Avaliação

'Regulamentação da reforma tributária traduz convergência entre Lira e governo', diz relator de texto na Câmara

Texto de PLP foi aprovado nesta quarta, após 227 horas de debates e ampla costura com diferentes segmentos

Brasil de Fato | Brasília (DF) |
O líder do governo Lula na Câmara, José Guimarães (PT-CE) - Mário Agra/Câmara dos Deputados

Após o plenário da Câmara dos Deputados chancelar a regulamentação da reforma tributária nesta quarta-feira (10), o relator do texto na Casa, Reginaldo Lopes (PT-MG), disse que a aprovação da proposta resulta de uma associação de forças entre o presidente Arthur Lira (PP-AL) e o governo federal. A medida aprovada pelos parlamentares é um substitutivo apresentado pelo petista após 277 horas de debate com diferentes segmentos políticos, sociais e econômicos no período entre abril e julho deste ano.

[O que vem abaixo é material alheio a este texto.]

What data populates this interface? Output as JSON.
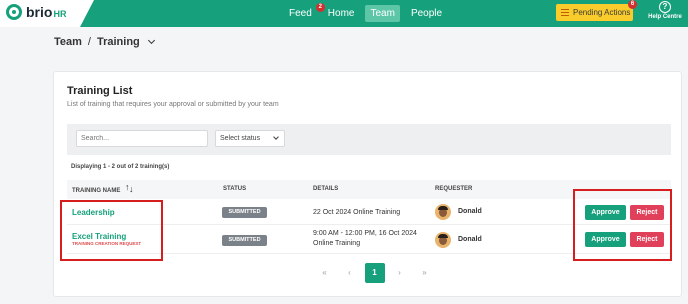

"Este é um momento de convergência entre dois grandes líderes do Brasil, o líder Arthur Lira, que converge junto com o presidente Lula na perspectiva de permitir que a proteína animal, por exemplo, possa chegar na mesa do povo brasileiro. E como se deu essa convergência? Com base num diálogo democrático", disse Lopes. Lideranças do governo disseram que alguns pontos da reforma ainda seguem pendentes, como é o caso do impacto da inclusão da carne na cesta básica de alíquota zero, item que foi acrescentado ao texto somente de última hora e após queixas e muitas costuras políticas.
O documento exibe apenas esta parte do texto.